Il est un peu plus de 19 heures au rond-point de jet d’eau de l’avenue Bourguiba, l’une des principales artères de Dakar, la capitale sénégalaise. Les voitures circulent difficilement à cause des embouteillages et chacun essaie de se faufiler car l’heure de la rupture du jeûne est imminente. Comme chaque jour à cette heure, des dizaines de jeunes distribuent des mets aux riverains, aux passants, aux conducteurs et passagers des véhicules particuliers et de transports en commun pour qu’ils puissent rompre le jeûne en attendant d’arriver chez eux.
La particularité de cette action de solidarité qui se déroule depuis l’année dernière à Dakar est qu’elle est à l’initiative de fidèles chrétiens qui ont voulu marquer leur attachement à la cohésion sociale.
"C’est une grande symbolique pour montrer qu’on est un et qu’on est indivisible. Que le Sénégal, malgré que nous soyons musulmans et chrétiens, nous vivons des relations entre communautés qui sont extraordinaires et qui sont un exemple dont nous sommes fiers", affirme Nina Penda Faye, membre de la communauté chrétienne du Sénégal.
Ecoutez le reportage A Dakar, un Ramadan sous le signe de la solidaritéAvec le chevauchement du Ramadan et du Carême cette année, les fidèles musulmans et chrétiens pensent qu’il était importants d’en profiter pour lancer un message fort à l’ensemble du peuple sénégalais, comme l’affirme Amy Ly, Collectif des jeunes chrétiens et musulmans. "On espère que cette initiative va nous permettre de raffermir les liens, de prôner le dialogue islamo-chrétien et surtout de tout faire pour que la cohésion sociale soit respectée au Sénégal", dit-elle.
Ce genre d’initiatives est devenu une tradition durant le mois de Ramadan. A l’université Cheikh Anta de Diop de Dakar, des pensionnaires de la faculté de droit le font depuis plus de 8 ans pour pallier les difficultés des étudiants à se payer un bon repas.
Regroupés au sein de l’association religieuse dénommée Dahira Nourou Dareyni Touba Fac Droit, Mouhamadou Bamba Ndiaye et ses camarades indiquent qu’aider c’est avant tout une question de foi.
"Nous avions pris l’initiative d’aider ces étudiants tout en nous inspirant d’un commandement divin qui nous enseigne en tant que musulman d’aider son prochain, de lui fournir ce dont il manque", explique-t-il.
Sans photos ni vidéos
D’autres utilisent leur notoriété au service de la communauté.

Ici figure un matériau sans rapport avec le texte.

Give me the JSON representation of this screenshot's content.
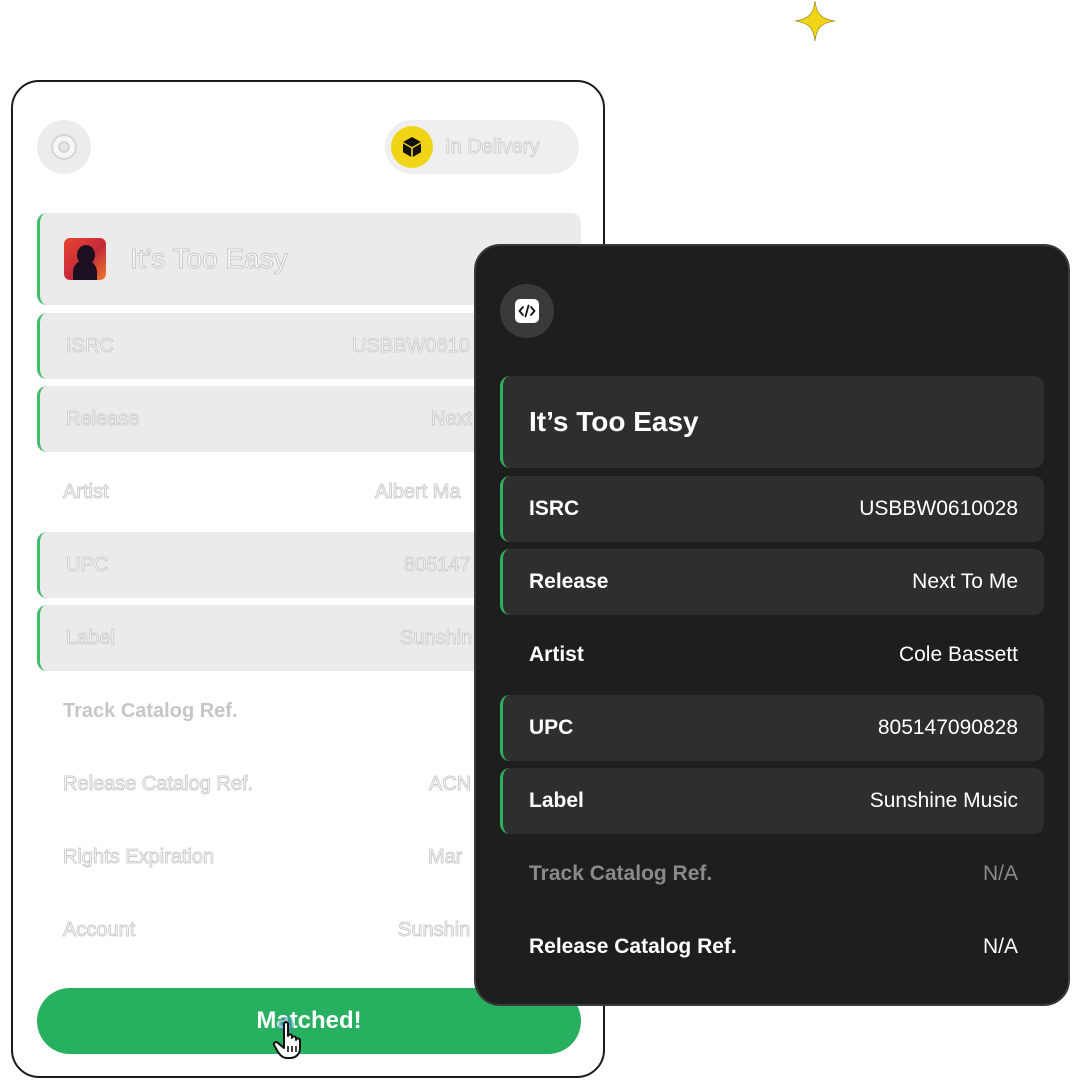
{
  "status": {
    "label": "In Delivery"
  },
  "track": {
    "title": "It’s Too Easy"
  },
  "light_card": {
    "rows": [
      {
        "key": "ISRC",
        "value": "USBBW0610"
      },
      {
        "key": "Release",
        "value": "Next"
      },
      {
        "key": "Artist",
        "value": "Albert Ma"
      },
      {
        "key": "UPC",
        "value": "805147"
      },
      {
        "key": "Label",
        "value": "Sunshin"
      },
      {
        "key": "Track Catalog Ref.",
        "value": ""
      },
      {
        "key": "Release Catalog Ref.",
        "value": "ACN"
      },
      {
        "key": "Rights Expiration",
        "value": "Mar"
      },
      {
        "key": "Account",
        "value": "Sunshin"
      }
    ],
    "button_label": "Matched!"
  },
  "dark_card": {
    "rows": [
      {
        "key": "ISRC",
        "value": "USBBW0610028"
      },
      {
        "key": "Release",
        "value": "Next To Me"
      },
      {
        "key": "Artist",
        "value": "Cole Bassett"
      },
      {
        "key": "UPC",
        "value": "805147090828"
      },
      {
        "key": "Label",
        "value": "Sunshine Music"
      },
      {
        "key": "Track Catalog Ref.",
        "value": "N/A"
      },
      {
        "key": "Release Catalog Ref.",
        "value": "N/A"
      }
    ]
  },
  "icons": {
    "sparkle": "sparkle-icon",
    "disc": "disc-icon",
    "status": "package-icon",
    "code": "code-icon",
    "cursor": "hand-pointer-icon"
  },
  "colors": {
    "accent_green": "#26b060",
    "status_yellow": "#f2d416",
    "sparkle_yellow": "#f2d416",
    "dark_bg": "#1e1e1e",
    "dark_row": "#2e2e2e",
    "light_row": "#ebebeb"
  }
}
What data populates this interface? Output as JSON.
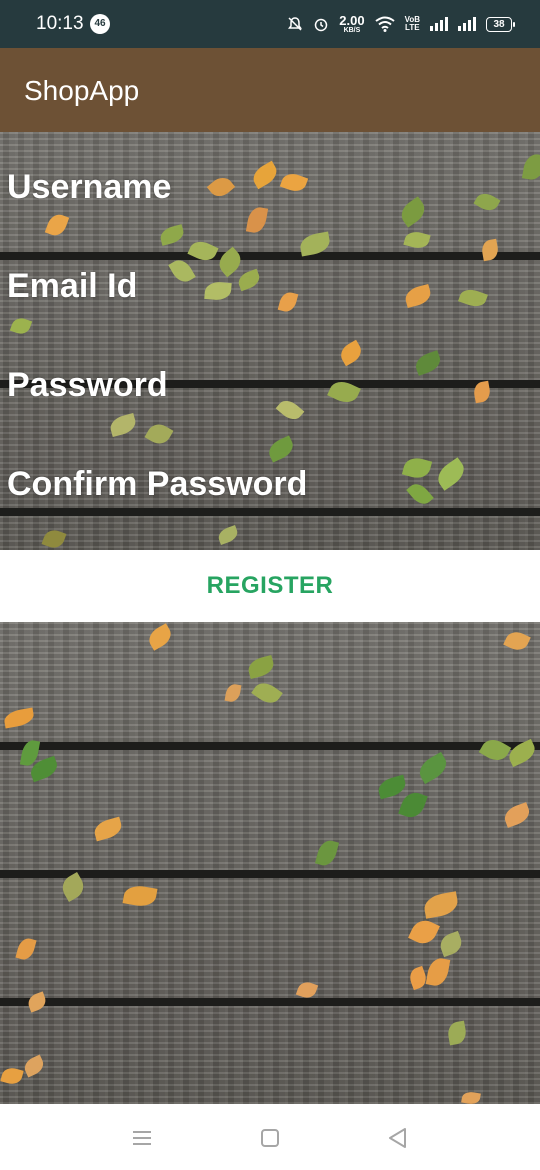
{
  "status_bar": {
    "time": "10:13",
    "notification_count": "46",
    "net_speed_value": "2.00",
    "net_speed_unit": "KB/S",
    "volte_line1": "VoB",
    "volte_line2": "LTE",
    "battery": "38"
  },
  "app_bar": {
    "title": "ShopApp",
    "color": "#6d5135"
  },
  "form": {
    "username_label": "Username",
    "email_label": "Email Id",
    "password_label": "Password",
    "confirm_password_label": "Confirm Password",
    "register_label": "REGISTER",
    "register_color": "#27a461"
  },
  "nav_bar": {
    "icons": [
      "menu-icon",
      "home-icon",
      "back-icon"
    ]
  }
}
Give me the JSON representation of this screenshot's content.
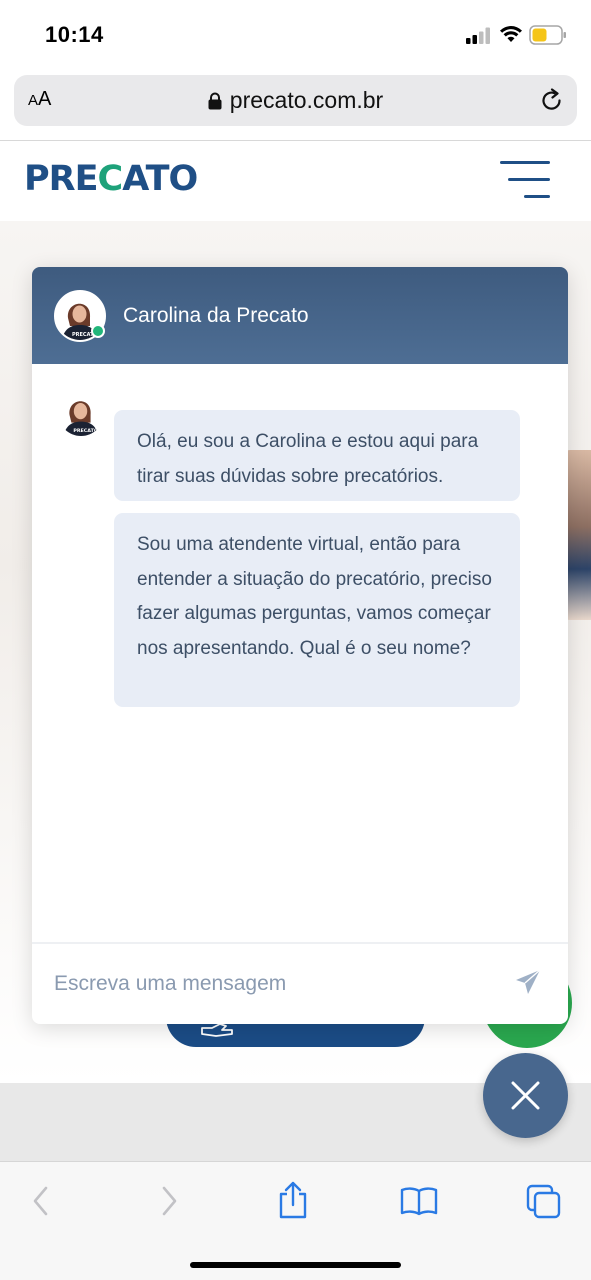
{
  "status_bar": {
    "time": "10:14"
  },
  "browser": {
    "text_size_label": "AA",
    "url": "precato.com.br"
  },
  "site": {
    "logo_text": "PRECATO",
    "brand_colors": {
      "primary": "#1f4f86",
      "accent": "#1ea27a"
    }
  },
  "chat": {
    "agent_name": "Carolina da Precato",
    "status": "online",
    "messages": [
      {
        "from": "agent",
        "text": "Olá, eu sou a Carolina e estou aqui para tirar suas dúvidas sobre precatórios."
      },
      {
        "from": "agent",
        "text": "Sou uma atendente virtual, então para entender a situação do precatório, preciso fazer algumas perguntas, vamos começar nos apresentando. Qual é o seu nome?"
      }
    ],
    "input_placeholder": "Escreva uma mensagem",
    "icons": {
      "send": "send-icon",
      "close": "close-icon"
    }
  },
  "toolbar": {
    "icons": [
      "back-icon",
      "forward-icon",
      "share-icon",
      "bookmarks-icon",
      "tabs-icon"
    ]
  }
}
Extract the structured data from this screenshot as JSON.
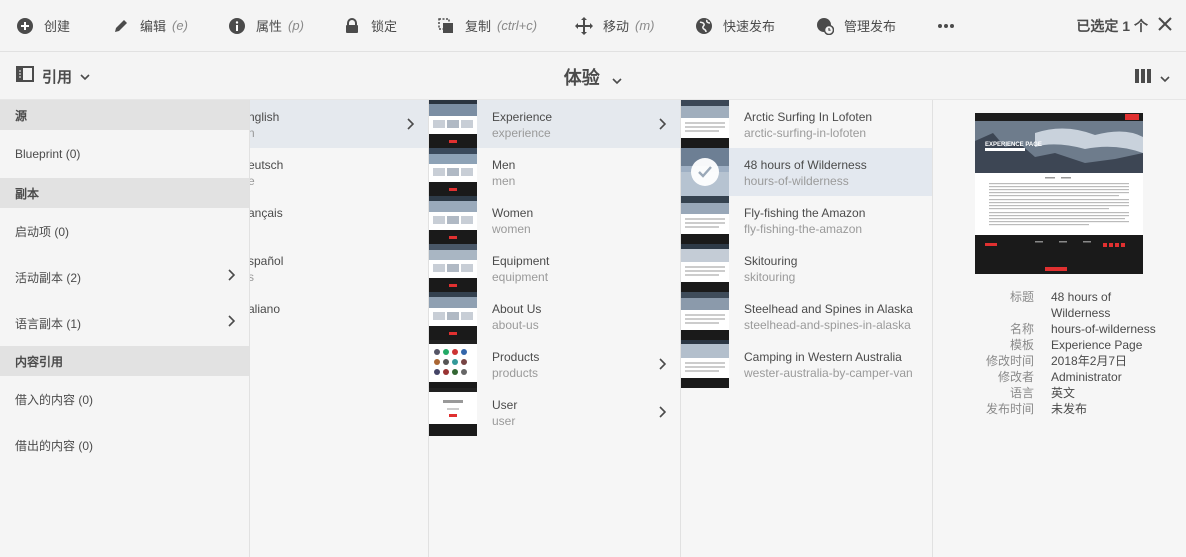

Le célèbre influenceur Mamadou Diakhaté dit Nintché a ainsi mis entre parenthèses ses activités bénévoles de réfection des salles classe pour se consacrer aux repas de la solidarité.
"C’est des repas que nous faisons pour des personnes qui ont la particularité de dormir dans la rue. On s’est dit pourquoi pas ne pas vraiment partager nos repas avec ces personnes pendant cette période de partage qu’est le mois béni de Ramadan? Nous essayons de soulager ces gens en leur offrant au moins un repas la nuit tout en essayant de préserver leur dignité", confie-t-il.
Préserver la dignité des bénéficiaires en ne prenant ni photos ni vidéos pendant les distributions. Une décision qui impacte négativement sur les dons, selon Nintché.
"Vu le contexte dans lequel nous sommes au Sénégal, quand tu fais quelque chose dans l’anonymat peut-être beaucoup de personnes ne croient pas en ces repas. Voir des photos de plats, après dire qu’on a distribué et qu’aucune photos ne sera prise c’est un peu difficile et aussi il y a ce problème de levée de fonds sur internet qui ne marche presque plus", regrette-t-il.
Malgré les difficultés rencontrées dans la collecte des fonds et des dons, les associations et initiateurs des actions de solidarité durant le Ramadan restent déterminés à aller au bout de ces œuvres sociales basées pour la plupart sur la foi, la cohésion sociale et le sens du partage.